Prompt-centric pretraining: Instruction-like prompts at pretraining align the foundation model closer to instruction-tuning and generalize more robustly across modalities (Chu et al., 2024).
Modular architecture: Decoupled encoders for modalities plus shared fusion via the Qwen2 backbone (multimodal rotary embeddings, token merging) facilitate rapid extension and cross-modal transfer (Wang et al., 2024, Bai et al., 19 Feb 2025, Xu et al., 26 Mar 2025).
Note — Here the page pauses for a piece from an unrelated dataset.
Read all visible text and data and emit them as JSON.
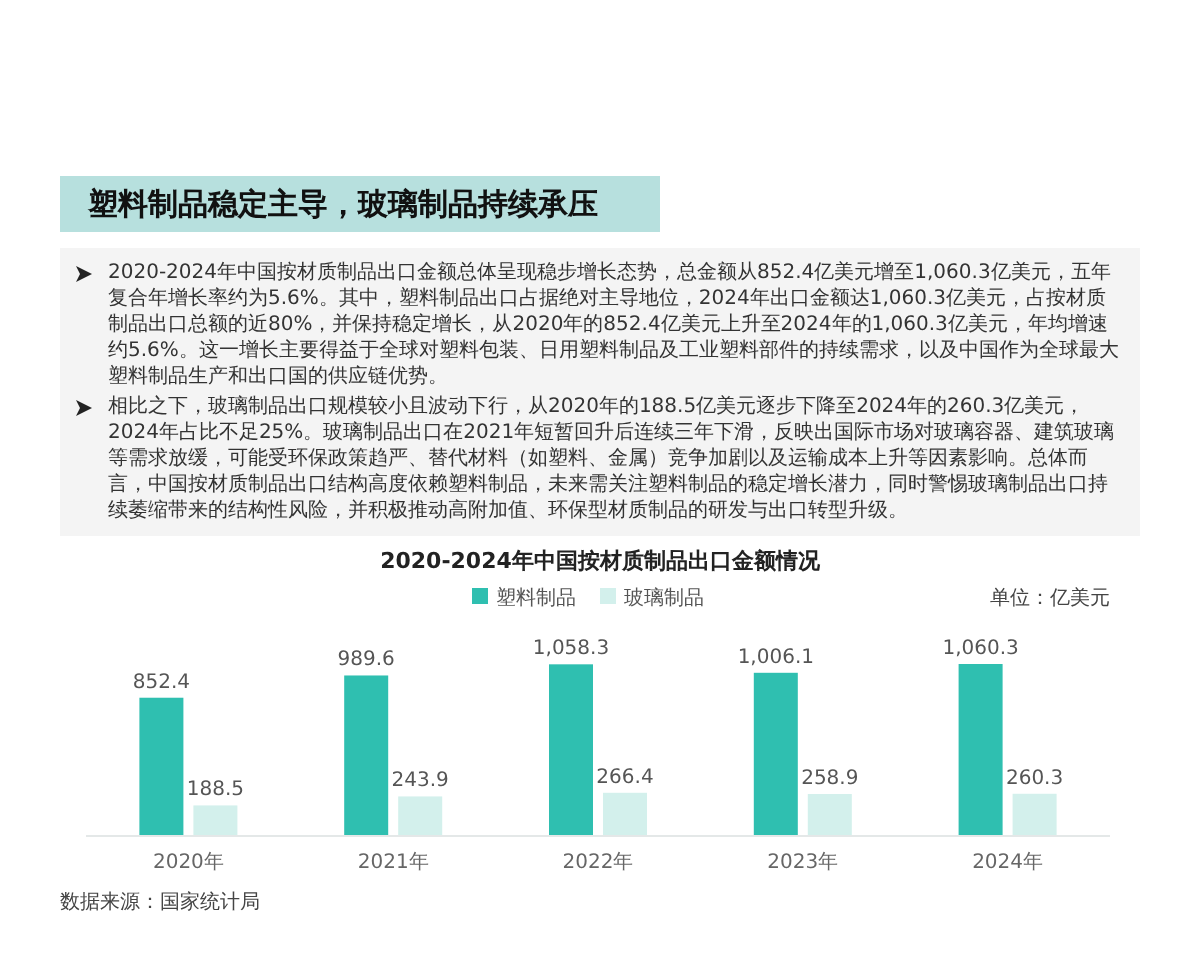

Iterative self-improvement: Reward models, dynamic SFT/RLHF loops, and model-ranked sampling drive specialist models (math, code) to SOTA (Yang et al., 2024).
Unified interfaces: For analysis and chat, or fast mode inference (audio, vision, text), task inference is implicit and shared across the forward pass—minimizing system-level complexity (Chu et al., 2024).

Current limitations include incomplete parity with proprietary models on the most complex multimodal reasoning (e.g., MMMU vs. GPT-4o), capped video length (e.g., ≤768 frames), and open questions about optimal dynamic resolution or cross-modal curriculum design (Wang et al., 2024). Ongoing work extends Qwen2 toward even longer contexts, new modalities (e.g., tactile), and deeper human-aligned abstractions (e.g., via cross-modal distillation, hybrid SSM–LLM clinical agents) (Jiang et al., 11 May 2025, Li et al., 27 Jan 2025).

References: (Yang et al., 2024, Qwen et al., 2024, Wang et al., 2024, Bai et al., 19 Feb 2025, Chu et al., 2024, Li et al., 27 Jan 2025, Gupta, 22 Feb 2025, Xu et al., 26 Mar 2025, Yang et al., 2024, Hui et al., 2024, Jiang et al., 11 May 2025).